Judy Brown (Loudness, 2011)

The two modern poems I have included in this lecture are quite symptomatic of the general malaise which has struck poetry in recent decades. These, & multitudes of others, are lacking in body; their mould & measure simply crumbling to dust as we read them. They are genetically defective organisms which would be better left in pickling jars in some research laboratory in the Arizona desert rather than be offered to the public on silver platters. David Sneddon, in his ‘The Trouble With Modern Poetry – a Personal View’ (Sonnetto Poesia, v.9 2010), writes;

I have a love-hate relationship with modern poetry. I don’t speak from ignorance. I have studied it widely. I find the best really very good, but I also find some poets celebrated by the poetry establishment either very patchy or truly awful. Much of what is praised today is the Emperor’s New Clothes, & I wonder if it’s not simply just from the affection & weak-mindedness that some commentators seem to state a love for the dullest of it. And yet, it is considered almost blasphemy to speak out against them. It seems that, in poetry terms, being PC means being Politically Correct, & that means liking excessively intellectualised poetry & felling superior about it.

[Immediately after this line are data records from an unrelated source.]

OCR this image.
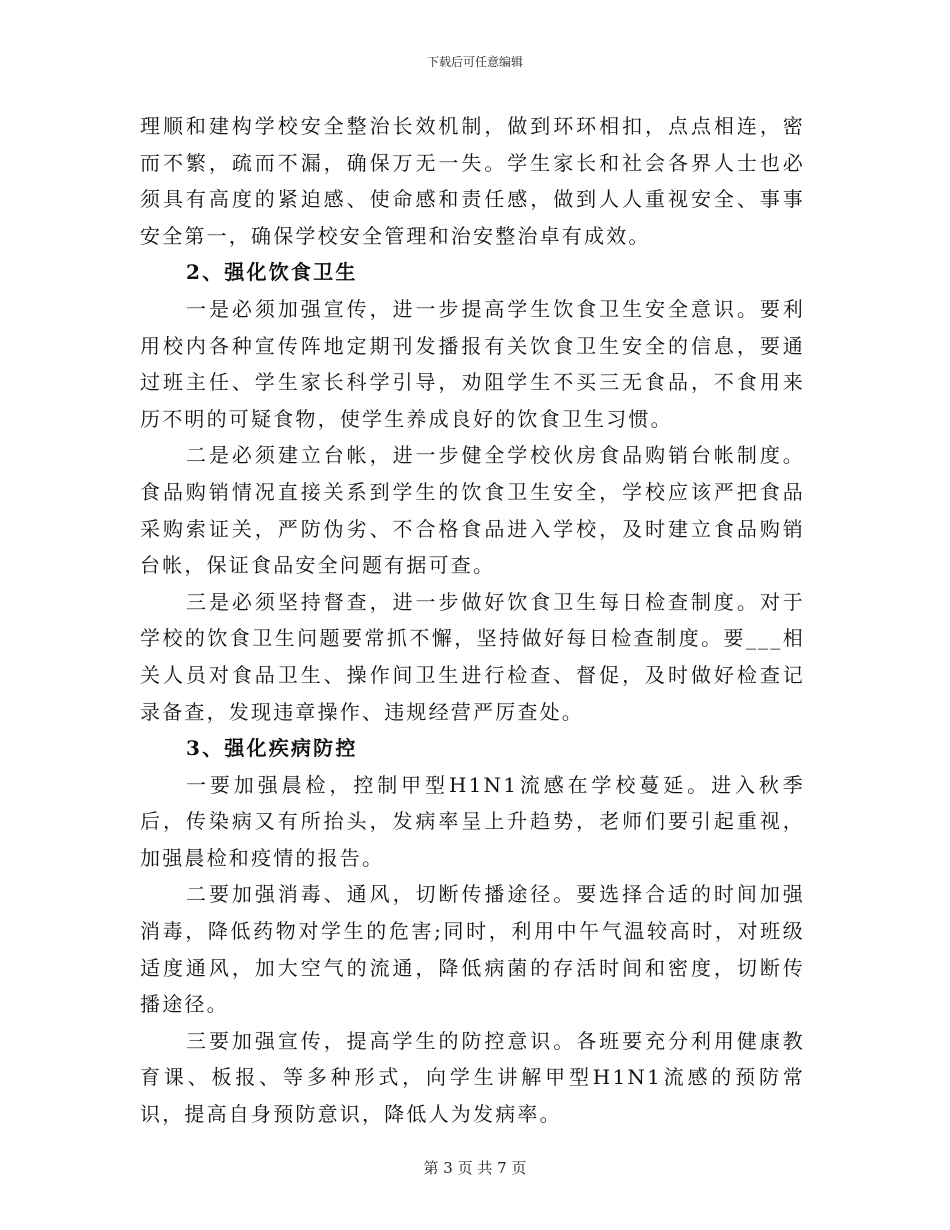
下载后可任意编辑

理顺和建构学校安全整治长效机制，做到环环相扣，点点相连，密而不繁，疏而不漏，确保万无一失。学生家长和社会各界人士也必须具有高度的紧迫感、使命感和责任感，做到人人重视安全、事事安全第一，确保学校安全管理和治安整治卓有成效。

2、强化饮食卫生

一是必须加强宣传，进一步提高学生饮食卫生安全意识。要利用校内各种宣传阵地定期刊发播报有关饮食卫生安全的信息，要通过班主任、学生家长科学引导，劝阻学生不买三无食品，不食用来历不明的可疑食物，使学生养成良好的饮食卫生习惯。

二是必须建立台帐，进一步健全学校伙房食品购销台帐制度。食品购销情况直接关系到学生的饮食卫生安全，学校应该严把食品采购索证关，严防伪劣、不合格食品进入学校，及时建立食品购销台帐，保证食品安全问题有据可查。

三是必须坚持督查，进一步做好饮食卫生每日检查制度。对于学校的饮食卫生问题要常抓不懈，坚持做好每日检查制度。要___相关人员对食品卫生、操作间卫生进行检查、督促，及时做好检查记录备查，发现违章操作、违规经营严厉查处。

3、强化疾病防控

一要加强晨检，控制甲型H1N1流感在学校蔓延。进入秋季后，传染病又有所抬头，发病率呈上升趋势，老师们要引起重视，加强晨检和疫情的报告。

二要加强消毒、通风，切断传播途径。要选择合适的时间加强消毒，降低药物对学生的危害;同时，利用中午气温较高时，对班级适度通风，加大空气的流通，降低病菌的存活时间和密度，切断传播途径。

三要加强宣传，提高学生的防控意识。各班要充分利用健康教育课、板报、等多种形式，向学生讲解甲型H1N1流感的预防常识，提高自身预防意识，降低人为发病率。

第 3 页 共 7 页
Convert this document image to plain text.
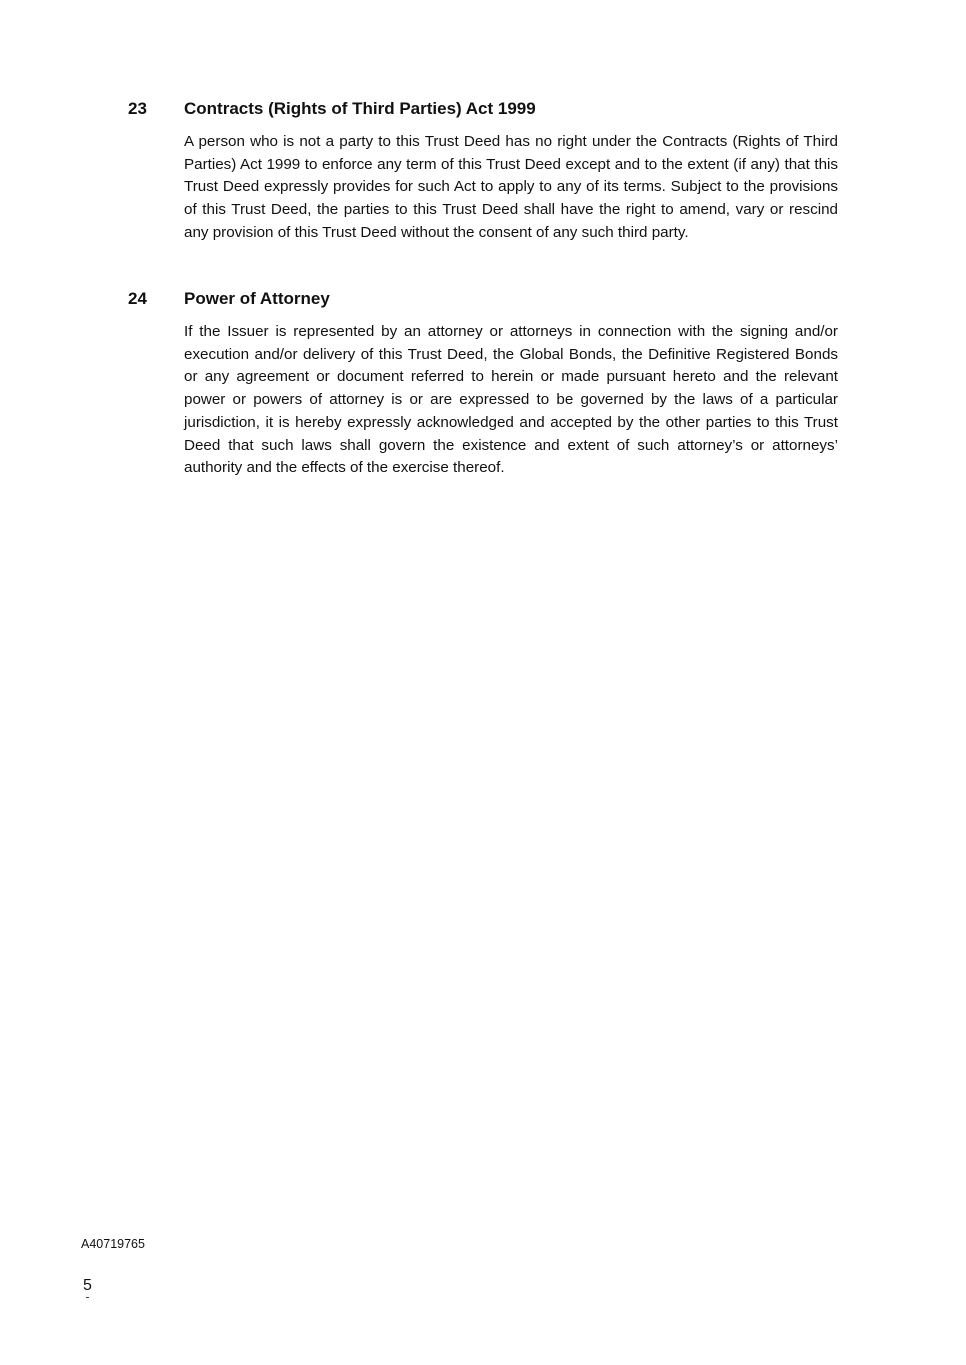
23	Contracts (Rights of Third Parties) Act 1999

A person who is not a party to this Trust Deed has no right under the Contracts (Rights of Third Parties) Act 1999 to enforce any term of this Trust Deed except and to the extent (if any) that this Trust Deed expressly provides for such Act to apply to any of its terms. Subject to the provisions of this Trust Deed, the parties to this Trust Deed shall have the right to amend, vary or rescind any provision of this Trust Deed without the consent of any such third party.

24	Power of Attorney

If the Issuer is represented by an attorney or attorneys in connection with the signing and/​or execution and/or delivery of this Trust Deed, the Global Bonds, the Definitive Registered Bonds or any agreement or document referred to herein or made pursuant hereto and the relevant power or powers of attorney is or are expressed to be governed by the laws of a particular jurisdiction, it is hereby expressly acknowledged and accepted by the other parties to this Trust Deed that such laws shall govern the existence and extent of such attorney’s or attorneys’ authority and the effects of the exercise thereof.

A40719765
5
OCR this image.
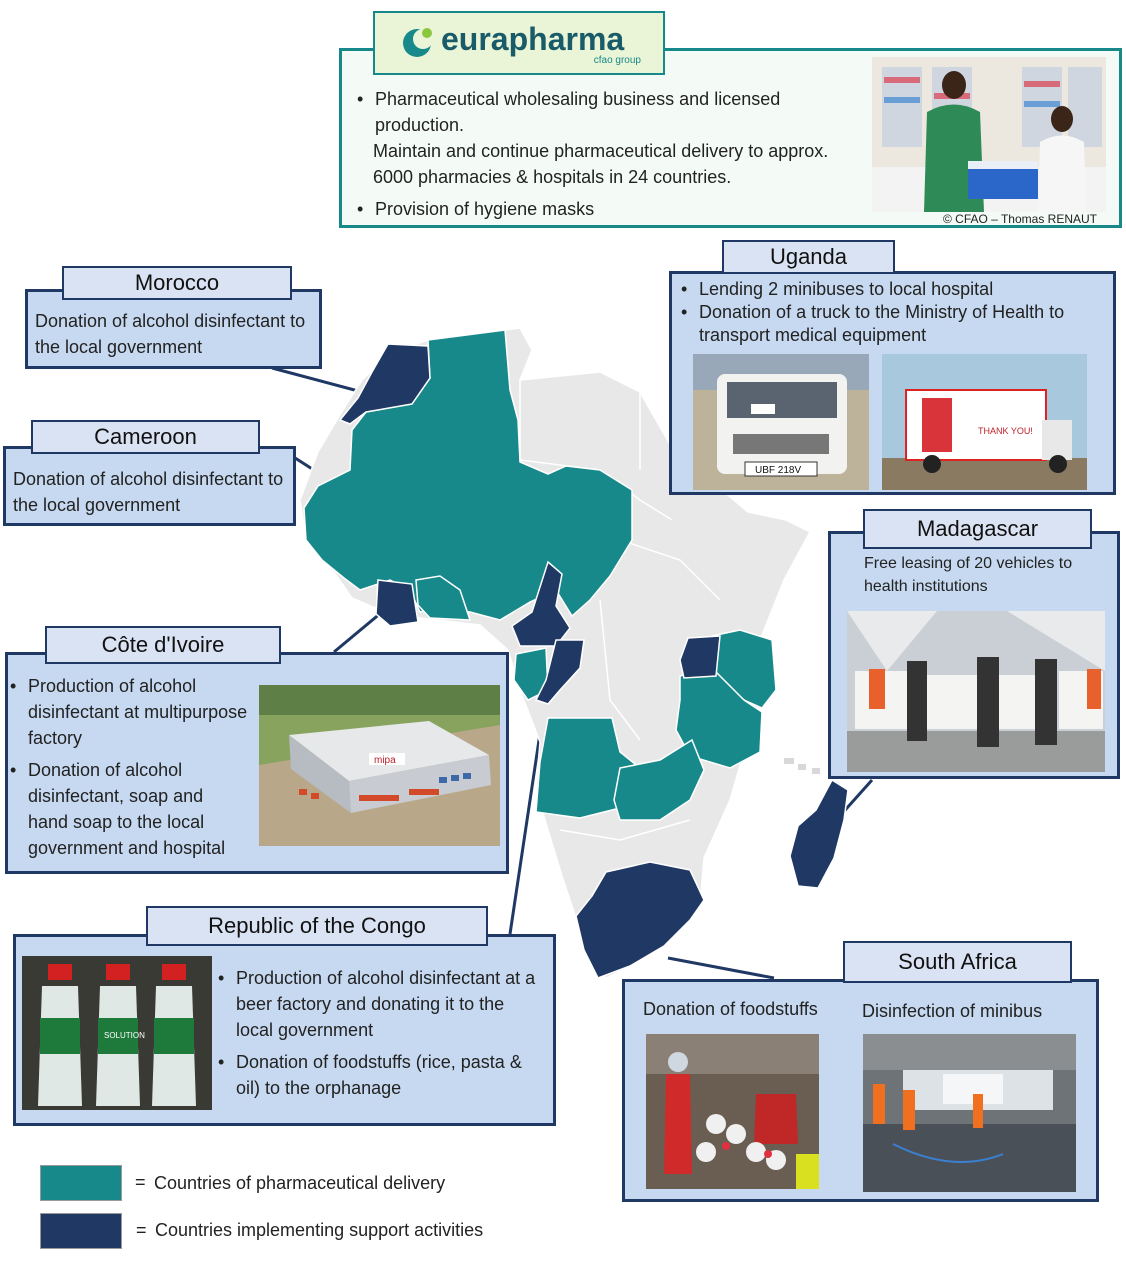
eurapharma
cfao group
• Pharmaceutical wholesaling business and licensed production.
Maintain and continue pharmaceutical delivery to approx. 6000 pharmacies & hospitals in 24 countries.
• Provision of hygiene masks	© CFAO – Thomas RENAUT
Morocco
Donation of alcohol disinfectant to the local government
Cameroon
Donation of alcohol disinfectant to the local government
Côte d'Ivoire
• Production of alcohol disinfectant at multipurpose factory
• Donation of alcohol disinfectant, soap and hand soap to the local government and hospital
mipa
Republic of the Congo
SOLUTION
• Production of alcohol disinfectant at a beer factory and donating it to the local government
• Donation of foodstuffs (rice, pasta & oil) to the orphanage
Uganda
• Lending 2 minibuses to local hospital
• Donation of a truck to the Ministry of Health to transport medical equipment
UBF 218V
THANK YOU!
Madagascar
Free leasing of 20 vehicles to health institutions
South Africa
Donation of foodstuffs Disinfection of minibus
= Countries of pharmaceutical delivery
= Countries implementing support activities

In this age of mutual backscratching, poets write for each other & not for the public, resulting in Poetry becoming detached from the pulic consciousness. As I write this essay, the taste of the public which remains endeared to poetry has been battered into submission by modernism, actually prefering these Pollock-splashes of verbose paint. The universal poet should learn to appeal to such minds by blending modern tones with the mechanics & music of this ancient art. It is absolutely vital that poets should raise their game, live life, go home, study their craft & write poetry to be remembered.